Rachel Dolnick
The band's name comes from a Disney movie.
Take Me Tick Tock's four members aren't accustomed to doing interviews. But, man, can they talk. They're eager to answer a question many fans have asked: What's up with the name?
Credit a late-night viewing of Walt Disney's 1985 cult classic Return to Oz. A sequel of sorts to L. Frank Baum's The Wonderful Wizard of Oz, it features Tik-Tok, a round-bodied mechanical man who runs on clockwork springs. At one point, Dorothy and Tik-Tok's eyes meet, which prompted drummer Jacob Williamson to ad-lib a line of sultry dialogue: "Take me, Tik-Tok!"
"He said that, and I started laughing so hard I was crying," remembers vocalist Dustin Sisson, a longtime sound engineer at the Madison Music Foundry's Blast House recording studio and a mentor for the Foundry's Rock Workshop for young musicians. "I said, 'That should be the band name!'"
"I didn't want that to be the name of the band," says guitarist Shawn Conrad. "And it hasn't grown on me."
Williamson likes the moniker's "power of consonance" and its adaptability.
"Something about 'Take Me Tick Tock' just said that you could take it anywhere," he says. "We can be a metal band. We can be a pop band. We can be a trip-hop band. Who knows where we're going to go?"
Take Me Tick Tock certainly appear to be heading in the right direction. In January they threw a party at the Frequency to celebrate the release of their eponymous debut record.
"There was so much energy in that room you could've lit a match and the place would've exploded," Sisson says.
Expect another scorching set when they perform at the Inferno on Feb. 15.
The band's muscular fusion of metal, prog and post-grunge dates back to 2012, when Conrad, Sisson and Williamson simply jammed in the basement of Conrad's Sun Prairie home. Eventually, the trio came up with songs, to which Sisson added some pretty bleak lyrics.
About six months later, bassist Riley Heninger joined the group, adding powerful songwriting chops and deep knowledge about music theory. He wrote "I Am Not Me," the debut album's most ferocious and complex song, which sounds like a nod to Tool and Violent Femmes.

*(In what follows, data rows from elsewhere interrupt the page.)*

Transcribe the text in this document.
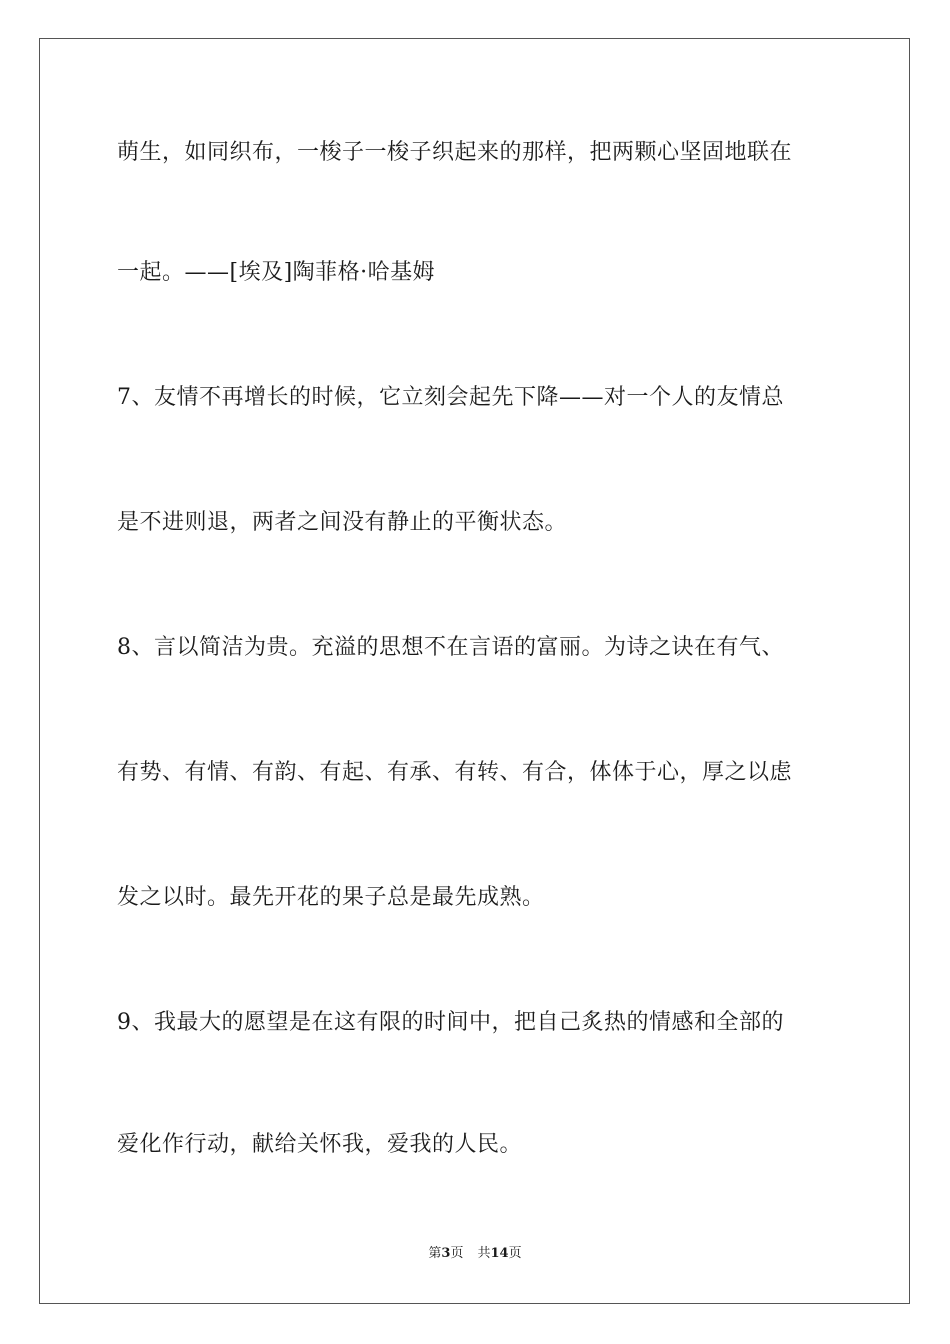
萌生，如同织布，一梭子一梭子织起来的那样，把两颗心坚固地联在
一起。——[埃及]陶菲格·哈基姆
7、友情不再增长的时候，它立刻会起先下降——对一个人的友情总
是不进则退，两者之间没有静止的平衡状态。
8、言以简洁为贵。充溢的思想不在言语的富丽。为诗之诀在有气、
有势、有情、有韵、有起、有承、有转、有合，体体于心，厚之以虑
发之以时。最先开花的果子总是最先成熟。
9、我最大的愿望是在这有限的时间中，把自己炙热的情感和全部的
爱化作行动，献给关怀我，爱我的人民。
第3页 共14页
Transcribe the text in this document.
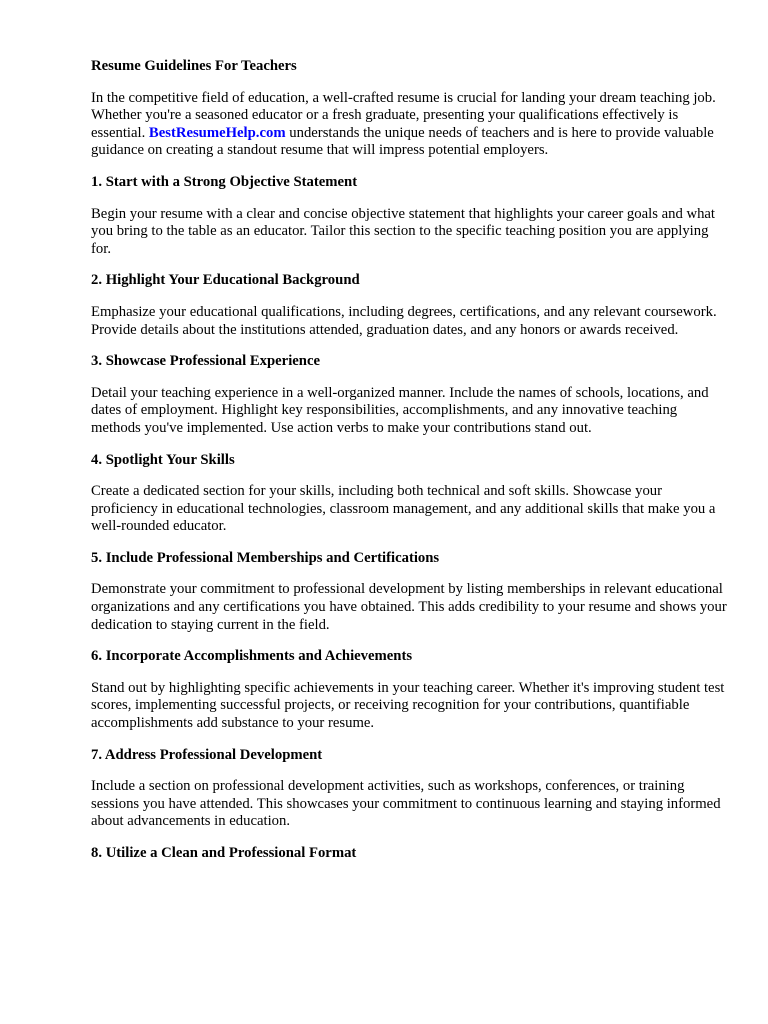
Resume Guidelines For Teachers

In the competitive field of education, a well-crafted resume is crucial for landing your dream teaching job. Whether you're a seasoned educator or a fresh graduate, presenting your qualifications effectively is essential. BestResumeHelp.com understands the unique needs of teachers and is here to provide valuable guidance on creating a standout resume that will impress potential employers.

1. Start with a Strong Objective Statement

Begin your resume with a clear and concise objective statement that highlights your career goals and what you bring to the table as an educator. Tailor this section to the specific teaching position you are applying for.

2. Highlight Your Educational Background

Emphasize your educational qualifications, including degrees, certifications, and any relevant coursework. Provide details about the institutions attended, graduation dates, and any honors or awards received.

3. Showcase Professional Experience

Detail your teaching experience in a well-organized manner. Include the names of schools, locations, and dates of employment. Highlight key responsibilities, accomplishments, and any innovative teaching methods you've implemented. Use action verbs to make your contributions stand out.

4. Spotlight Your Skills

Create a dedicated section for your skills, including both technical and soft skills. Showcase your proficiency in educational technologies, classroom management, and any additional skills that make you a well-rounded educator.

5. Include Professional Memberships and Certifications

Demonstrate your commitment to professional development by listing memberships in relevant educational organizations and any certifications you have obtained. This adds credibility to your resume and shows your dedication to staying current in the field.

6. Incorporate Accomplishments and Achievements

Stand out by highlighting specific achievements in your teaching career. Whether it's improving student test scores, implementing successful projects, or receiving recognition for your contributions, quantifiable accomplishments add substance to your resume.

7. Address Professional Development

Include a section on professional development activities, such as workshops, conferences, or training sessions you have attended. This showcases your commitment to continuous learning and staying informed about advancements in education.

8. Utilize a Clean and Professional Format
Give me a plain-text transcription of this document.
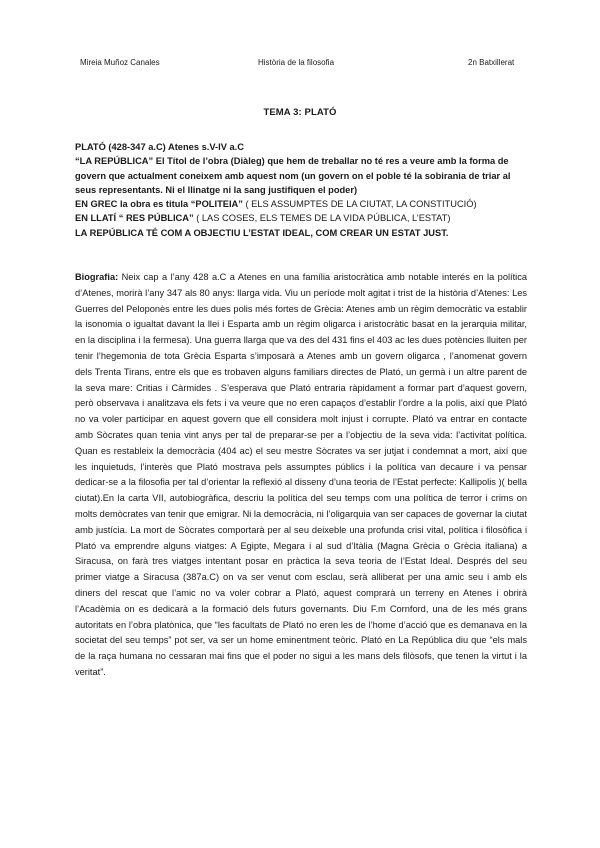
Mireia Muñoz Canales	Història de la filosofia	2n Batxillerat
TEMA 3: PLATÓ

PLATÓ (428-347 a.C) Atenes s.V-IV a.C

“LA REPÚBLICA” El Títol de l’obra (Diàleg) que hem de treballar no té res a veure amb la forma de govern que actualment coneixem amb aquest nom (un govern on el poble té la sobirania de triar al seus representants. Ni el llinatge ni la sang justifiquen el poder)

EN GREC la obra es titula “POLITEIA” ( ELS ASSUMPTES DE LA CIUTAT, LA CONSTITUCIÓ)

EN LLATÍ “ RES PÚBLICA” ( LAS COSES, ELS TEMES DE LA VIDA PÚBLICA, L’ESTAT)

LA REPÚBLICA TÉ COM A OBJECTIU L’ESTAT IDEAL, COM CREAR UN ESTAT JUST.

Biografia: Neix cap a l’any 428 a.C a Atenes en una família aristocràtica amb notable interés en la política d’Atenes, morirà l’any 347 als 80 anys: llarga vida. Viu un període molt agitat i trist de la història d’Atenes: Les Guerres del Peloponès entre les dues polis més fortes de Grècia: Atenes amb un règim democràtic va establir la isonomia o igualtat davant la llei i Esparta amb un règim oligarca i aristocràtic basat en la jerarquia militar, en la disciplina i la fermesa). Una guerra llarga que va des del 431 fins el 403 ac les dues potències lluiten per tenir l’hegemonia de tota Grècia Esparta s’imposarà a Atenes amb un govern oligarca , l’anomenat govern dels Trenta Tirans, entre els que es trobaven alguns familiars directes de Plató, un germà i un altre parent de la seva mare: Critias i Càrmides . S’esperava que Plató entraria ràpidament a formar part d’aquest govern, però observava i analitzava els fets i va veure que no eren capaços d’establir l’ordre a la polis, així que Plató no va voler participar en aquest govern que ell considera molt injust i corrupte. Plató va entrar en contacte amb Sòcrates quan tenia vint anys per tal de preparar-se per a l’objectiu de la seva vida: l’activitat política. Quan es restableix la democràcia (404 ac) el seu mestre Sòcrates va ser jutjat i condemnat a mort, així que les inquietuds, l’interès que Plató mostrava pels assumptes públics i la política van decaure i va pensar dedicar-se a la filosofia per tal d’orientar la reflexió al disseny d’una teoria de l’Estat perfecte: Kallipolis )( bella ciutat).En la carta VII, autobiogràfica, descriu la política del seu temps com una política de terror i crims on molts demòcrates van tenir que emigrar. Ni la democràcia, ni l’oligarquia van ser capaces de governar la ciutat amb justícia. La mort de Sòcrates comportarà per al seu deixeble una profunda crisi vital, política i filosòfica i Plató va emprendre alguns viatges: A Egipte, Megara i al sud d’Itàlia (Magna Grècia o Grècia italiana) a Siracusa, on farà tres viatges intentant posar en pràctica la seva teoria de l’Estat Ideal. Després del seu primer viatge a Siracusa (387a.C) on va ser venut com esclau, serà alliberat per una amic seu i amb els diners del rescat que l’amic no va voler cobrar a Plató, aquest comprarà un terreny en Atenes i obrirà l’Acadèmia on es dedicarà a la formació dels futurs governants. Diu F.m Cornford, una de les més grans autoritats en l’obra platònica, que “les facultats de Plató no eren les de l’home d’acció que es demanava en la societat del seu temps” pot ser, va ser un home eminentment teòric. Plató en La República diu que “els mals de la raça humana no cessaran mai fins que el poder no sigui a les mans dels filòsofs, que tenen la virtut i la veritat”.
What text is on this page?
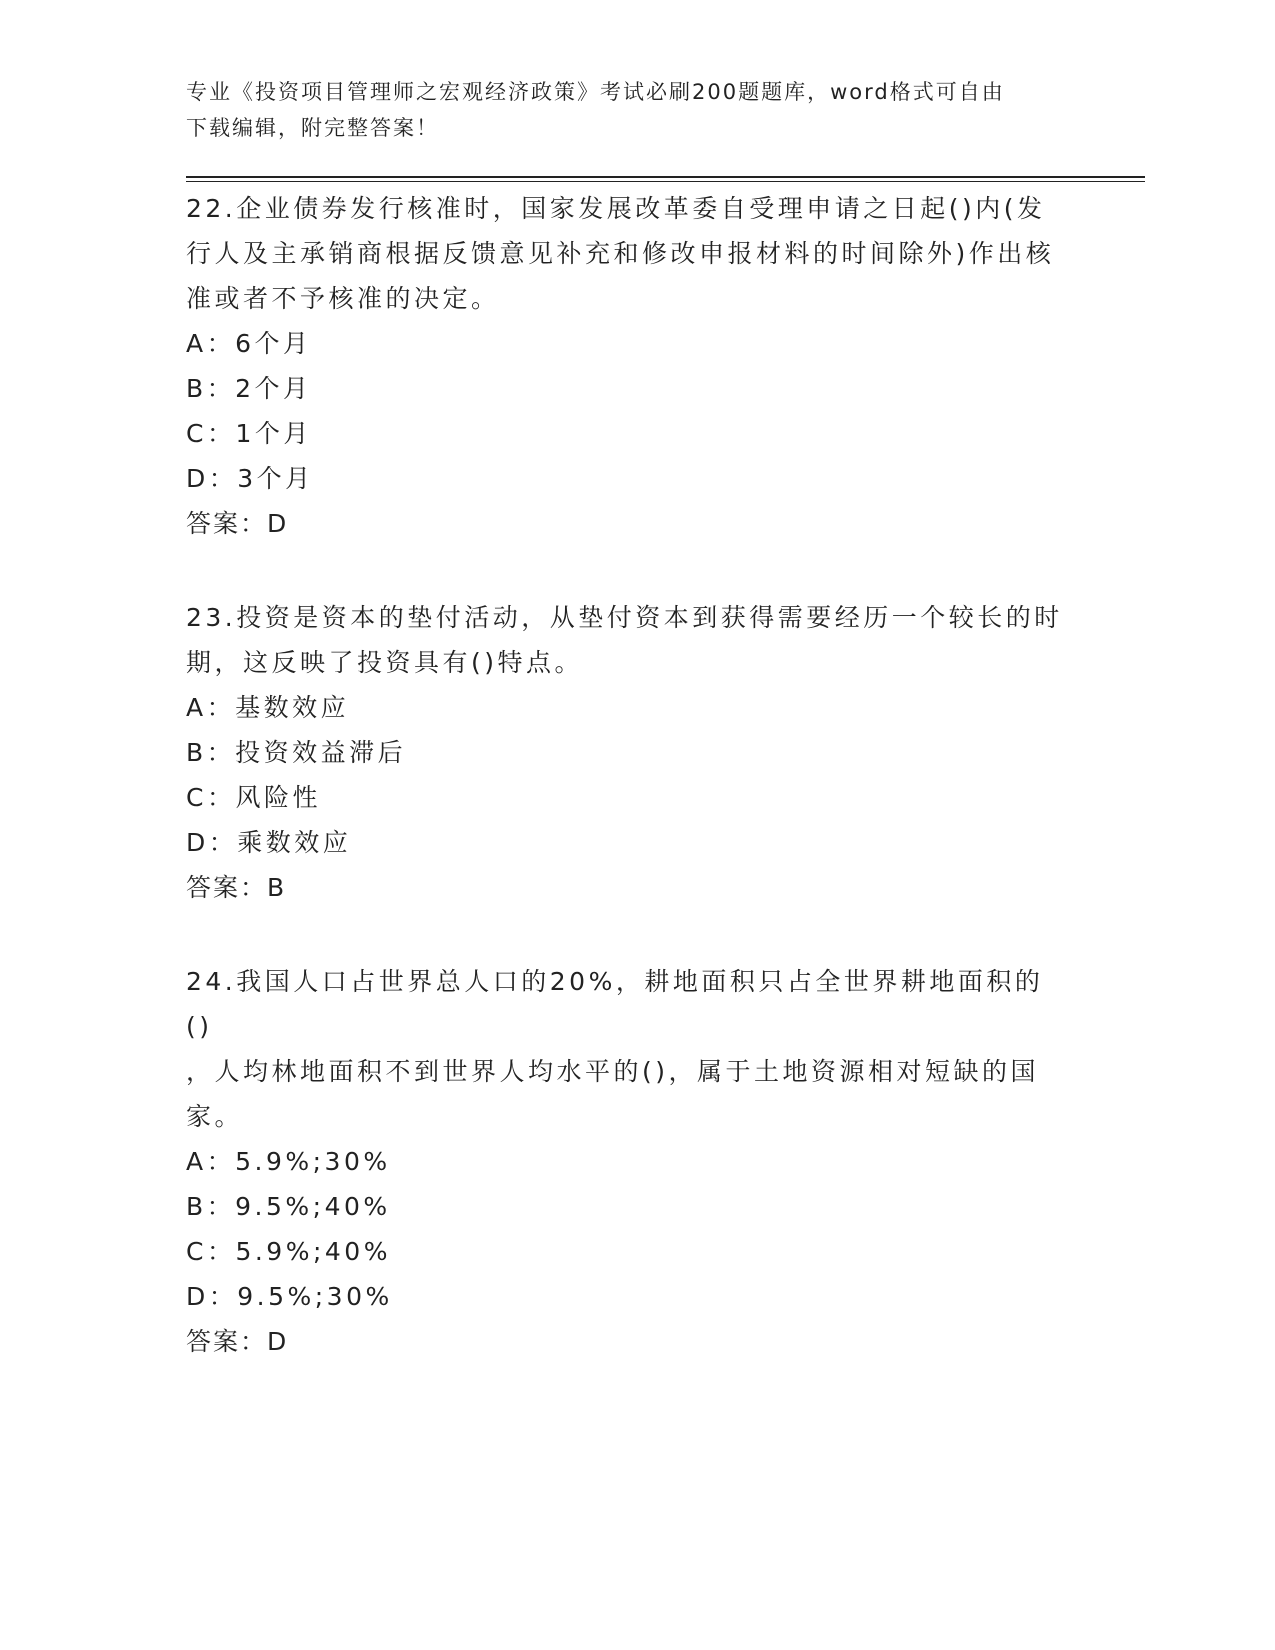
专业《投资项目管理师之宏观经济政策》考试必刷200题题库，word格式可自由
下载编辑，附完整答案！
22.企业债券发行核准时，国家发展改革委自受理申请之日起()内(发
行人及主承销商根据反馈意见补充和修改申报材料的时间除外)作出核
准或者不予核准的决定。
A：6个月
B：2个月
C：1个月
D：3个月
答案：D
23.投资是资本的垫付活动，从垫付资本到获得需要经历一个较长的时
期，这反映了投资具有()特点。
A：基数效应
B：投资效益滞后
C：风险性
D：乘数效应
答案：B
24.我国人口占世界总人口的20%，耕地面积只占全世界耕地面积的()
，人均林地面积不到世界人均水平的()，属于土地资源相对短缺的国
家。
A：5.9%;30%
B：9.5%;40%
C：5.9%;40%
D：9.5%;30%
答案：D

Written during a trying time in the bandmates' lives, these songs can be a difficult listen the first time around. The reward comes later, as the group dare listeners to journey into and out of the darkness with them. Two of the album's lighter (but not lighthearted) songs come near the end, slathered in melancholy.
"There are a lot of things you could call us," Sisson says, "but I don't know if you'd necessarily call us fun."
One of those lighter tracks, "Glass, Happy Finally," is a love song written on bass guitar and inspired by a trip-hop groove, while closer "The Tide" is a soft acoustic piece that could be an outtake from Pearl Jam's latest album, Lightning Bolt.
Take Me Tick Tock plan to reinvent themselves in the coming months. In addition to recording an album that includes an excursion into modern prog, they want to create something akin to an arena-rock experience in a bar using computerized click tracks to synchronize the music to video images.
"We want people to feel like they have to come back and see us again, because we're constantly doing more," Williamson says. "There's no better feeling than watching people have a good time with your music. To me, this is about being as awesome as we can be. This is our way of escaping from reality."